EZ: Some congenital heart defects involve one or more narrowed blood vessels that require the insertion of stents, which are metal mesh tubes that allow blood to flow. Stents are made for adults, so for many years we’ve been retrofitting adult stents to fit into tiny blood vessels.
Stents have a fixed diameter, and as children grow, they need open-heart surgery to replace stents that have become too small. Creating a stent that could be inserted into a tiny baby’s narrowed pulmonary artery or aorta and remain there through adulthood has been pediatric cardiology’s holy grail.
Are you still searching for that holy grail?
EZ: For the past four years, I’ve been working with two brilliant engineers who founded Renata Medical, where I serve as medical director, and have provided input for the Minima Stent, which is designed to grow with the child into adulthood without ever needing to be replaced. This is immeasurably better than having to remove and replace stents through risky surgeries at multiple points during the patient’s physical development.
We conducted an early feasibility study last year where we implanted the stent through a minimally invasive procedure in 10 babies around the country, including at Cedars-Sinai; all cases have gone well. Now we’re enrolling more babies for a larger, multisite clinical trial. I help train teams at the participating sites on how to implant the stent.
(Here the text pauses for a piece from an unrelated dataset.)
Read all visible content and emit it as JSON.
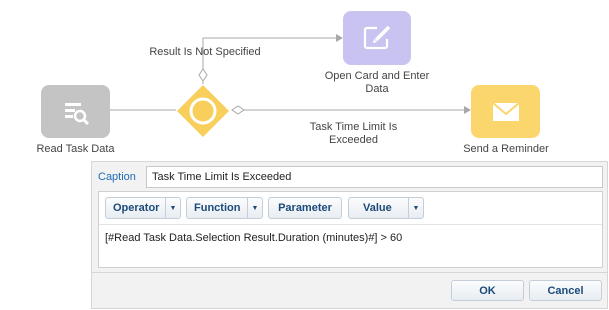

What’s the outlook for this innovative stent?
EZ: If the Minima Stent continues to perform as well as it has, it’s possible that by late 2024 or early 2025 it will be the world’s first stent approved for newborns, infants and toddlers. The most rewarding part is that as these children grow, the stent can be easily enlarged to keep pace with their growth, and there’s no need for open-heart surgery to insert a replacement. I’m just so excited about that.